Ich nehme an, dass das Bedürfnis der urbanen Bevölkerung nach Naturerlebnissen und Naturbeobachtung vor der Haustür zunehmen wird, je dichter und bevölkerungsreicher unsere Städte werden. Außerdem orientieren sich die Vorstellungen davon, wie Grünflächen in Wohngebieten aussehen sollen, immer häufiger an den naturnahen Landschaften in der Umgebung. Die psychologischen Vorteile und die vielfältigen Ökosystemleistungen intakter, biodiverser Grünräume sind unerreicht und können durch keine (bezahlbaren) technischen Anlagen ersetzt werden.
Möchten Sie uns noch etwas mitteilen, dass wir nicht gefragt haben?
Mehr Wildnis wagen zahlt sich aus – für Mensch und Natur.
1 Ruderalstandorte sind vom Menschen beeinflusste, oft gestörte Flächen wie Brachen, Wegränder oder Baustellen, auf denen sich robuste Pionierpflanzen ansiedeln. Sie bieten vielfältigen Arten einen Lebensraum und fördern dadurch die Biodiversität im urbanen Raum.
2 TreeClumps sind kleine Baumgruppen oder Gehölzansammlungen, die typischerweise in offenen Landschaften (z. B. Wiesen, Felder, Parks) vorkommen. Sie schaffen Schatten, beeinflussen das Mikroklima positiv und bieten Lebensraum für verschiedene Arten.
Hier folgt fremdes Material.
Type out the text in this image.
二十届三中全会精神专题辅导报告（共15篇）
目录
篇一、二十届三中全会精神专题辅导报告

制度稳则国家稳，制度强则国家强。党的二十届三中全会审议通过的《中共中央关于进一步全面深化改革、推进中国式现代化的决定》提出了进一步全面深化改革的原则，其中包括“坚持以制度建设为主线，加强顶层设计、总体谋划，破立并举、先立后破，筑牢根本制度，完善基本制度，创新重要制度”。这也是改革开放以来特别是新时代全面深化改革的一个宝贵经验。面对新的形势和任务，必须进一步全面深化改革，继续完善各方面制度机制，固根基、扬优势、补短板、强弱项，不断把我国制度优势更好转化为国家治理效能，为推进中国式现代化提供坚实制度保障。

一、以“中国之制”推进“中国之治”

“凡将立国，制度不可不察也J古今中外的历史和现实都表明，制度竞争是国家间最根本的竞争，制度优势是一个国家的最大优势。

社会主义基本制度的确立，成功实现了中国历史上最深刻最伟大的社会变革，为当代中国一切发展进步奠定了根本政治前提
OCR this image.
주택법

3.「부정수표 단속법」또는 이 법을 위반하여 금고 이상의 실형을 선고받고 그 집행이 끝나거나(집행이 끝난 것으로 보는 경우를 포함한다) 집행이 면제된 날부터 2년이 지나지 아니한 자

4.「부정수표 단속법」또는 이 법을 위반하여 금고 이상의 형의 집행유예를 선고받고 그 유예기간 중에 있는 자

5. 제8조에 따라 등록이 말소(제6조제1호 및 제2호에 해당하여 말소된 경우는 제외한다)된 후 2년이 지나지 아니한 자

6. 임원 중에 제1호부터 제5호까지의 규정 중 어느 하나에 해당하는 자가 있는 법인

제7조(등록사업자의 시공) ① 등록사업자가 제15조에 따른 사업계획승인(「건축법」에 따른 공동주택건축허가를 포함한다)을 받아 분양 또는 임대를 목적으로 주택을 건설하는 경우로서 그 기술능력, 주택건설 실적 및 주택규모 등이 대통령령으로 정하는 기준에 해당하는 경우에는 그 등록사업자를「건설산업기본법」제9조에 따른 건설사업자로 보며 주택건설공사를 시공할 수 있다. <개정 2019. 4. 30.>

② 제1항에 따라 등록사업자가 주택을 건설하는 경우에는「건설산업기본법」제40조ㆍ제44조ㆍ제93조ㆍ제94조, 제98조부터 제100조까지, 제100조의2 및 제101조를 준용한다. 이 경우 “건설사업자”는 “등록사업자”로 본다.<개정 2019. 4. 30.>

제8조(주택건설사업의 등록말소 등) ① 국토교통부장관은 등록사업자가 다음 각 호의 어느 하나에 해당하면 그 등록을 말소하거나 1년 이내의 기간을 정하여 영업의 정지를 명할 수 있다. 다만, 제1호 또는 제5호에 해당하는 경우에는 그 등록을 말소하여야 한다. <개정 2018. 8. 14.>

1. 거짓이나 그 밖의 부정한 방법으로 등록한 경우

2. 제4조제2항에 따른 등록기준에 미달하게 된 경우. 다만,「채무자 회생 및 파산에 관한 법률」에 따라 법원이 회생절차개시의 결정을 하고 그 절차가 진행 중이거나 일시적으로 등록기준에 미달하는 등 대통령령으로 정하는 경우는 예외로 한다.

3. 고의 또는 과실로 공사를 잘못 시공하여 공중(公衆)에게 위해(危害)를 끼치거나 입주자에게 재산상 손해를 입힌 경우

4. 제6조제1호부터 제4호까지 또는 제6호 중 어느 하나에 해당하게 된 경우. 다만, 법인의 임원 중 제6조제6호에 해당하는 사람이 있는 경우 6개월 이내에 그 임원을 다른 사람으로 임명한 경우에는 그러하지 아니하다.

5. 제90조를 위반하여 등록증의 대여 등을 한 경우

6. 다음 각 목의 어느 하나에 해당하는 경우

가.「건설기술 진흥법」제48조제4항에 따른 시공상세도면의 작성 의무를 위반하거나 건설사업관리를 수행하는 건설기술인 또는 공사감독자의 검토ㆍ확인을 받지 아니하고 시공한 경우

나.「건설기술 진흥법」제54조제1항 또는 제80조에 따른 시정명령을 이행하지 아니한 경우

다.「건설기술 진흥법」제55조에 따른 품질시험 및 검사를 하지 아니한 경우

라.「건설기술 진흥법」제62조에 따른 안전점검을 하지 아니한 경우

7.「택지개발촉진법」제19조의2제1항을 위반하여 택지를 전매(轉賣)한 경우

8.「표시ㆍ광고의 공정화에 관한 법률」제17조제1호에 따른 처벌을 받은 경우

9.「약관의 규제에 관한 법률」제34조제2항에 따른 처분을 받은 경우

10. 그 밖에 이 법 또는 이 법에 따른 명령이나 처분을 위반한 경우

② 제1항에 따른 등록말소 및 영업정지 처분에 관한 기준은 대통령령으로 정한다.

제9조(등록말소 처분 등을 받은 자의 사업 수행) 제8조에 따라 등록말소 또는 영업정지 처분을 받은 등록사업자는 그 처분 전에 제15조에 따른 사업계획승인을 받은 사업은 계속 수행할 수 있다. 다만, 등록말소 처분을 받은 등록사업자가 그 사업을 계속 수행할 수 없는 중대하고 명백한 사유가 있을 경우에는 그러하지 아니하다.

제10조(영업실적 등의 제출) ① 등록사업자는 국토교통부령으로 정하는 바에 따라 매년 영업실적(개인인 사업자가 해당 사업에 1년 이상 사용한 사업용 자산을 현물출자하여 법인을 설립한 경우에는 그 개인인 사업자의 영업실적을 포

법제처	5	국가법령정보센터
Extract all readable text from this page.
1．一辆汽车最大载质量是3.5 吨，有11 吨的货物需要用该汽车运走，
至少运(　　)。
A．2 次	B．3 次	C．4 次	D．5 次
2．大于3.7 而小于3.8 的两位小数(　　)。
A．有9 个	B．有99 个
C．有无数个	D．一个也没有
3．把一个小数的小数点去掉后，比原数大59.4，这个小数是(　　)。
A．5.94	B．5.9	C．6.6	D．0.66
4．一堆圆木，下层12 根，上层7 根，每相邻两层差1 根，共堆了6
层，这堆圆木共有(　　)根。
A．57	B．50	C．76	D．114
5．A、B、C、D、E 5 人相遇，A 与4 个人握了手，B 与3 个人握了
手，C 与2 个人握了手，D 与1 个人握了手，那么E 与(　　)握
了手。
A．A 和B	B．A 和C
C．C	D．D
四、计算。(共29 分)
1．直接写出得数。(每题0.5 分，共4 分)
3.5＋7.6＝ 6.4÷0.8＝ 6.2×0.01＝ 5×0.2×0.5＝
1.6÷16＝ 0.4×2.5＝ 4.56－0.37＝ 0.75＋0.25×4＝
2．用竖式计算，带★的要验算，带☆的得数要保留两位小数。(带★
3 Ein Tiny Forest ist ein dicht bepflanzter, biodiverser Mini-Wald – meist nicht größer als ein Tennisplatz – der auf kleinstem Raum ein stabiles, sich selbst erhaltendes Ökosystem bildet. Mit dutzenden heimischen Baum- und Straucharten bietet er Lebensraum für Insekten, Vögel und Kleintiere, verbessert das Mikroklima und schafft grüne Begegnungsräume mitten in der Stadt.
4 Symbiose (auch Mutualismus genannt) bezeichnet das enge Zusammenleben zweier oder mehrerer Arten, bei dem alle Beteiligten profitieren. Solche Partnerschaften gibt es zwischen Pflanzen, Tieren und Mikroorganismen. Beispiele sind Flechten (Pilz und Alge) oder Mykorrhiza, eine Verbindung zwischen Pilzen und den Wurzeln höherer Pflanzen.
5 Parasitismus beschreibt das Zusammenleben zweier oder mehreren Arten bei dem nur einer gewinnt: der Parasit. Er ist vom Wirt abhängig. Ein bekanntes Beispiel dafür sind Viren, die sich nur in Wirtszellen vermehren können.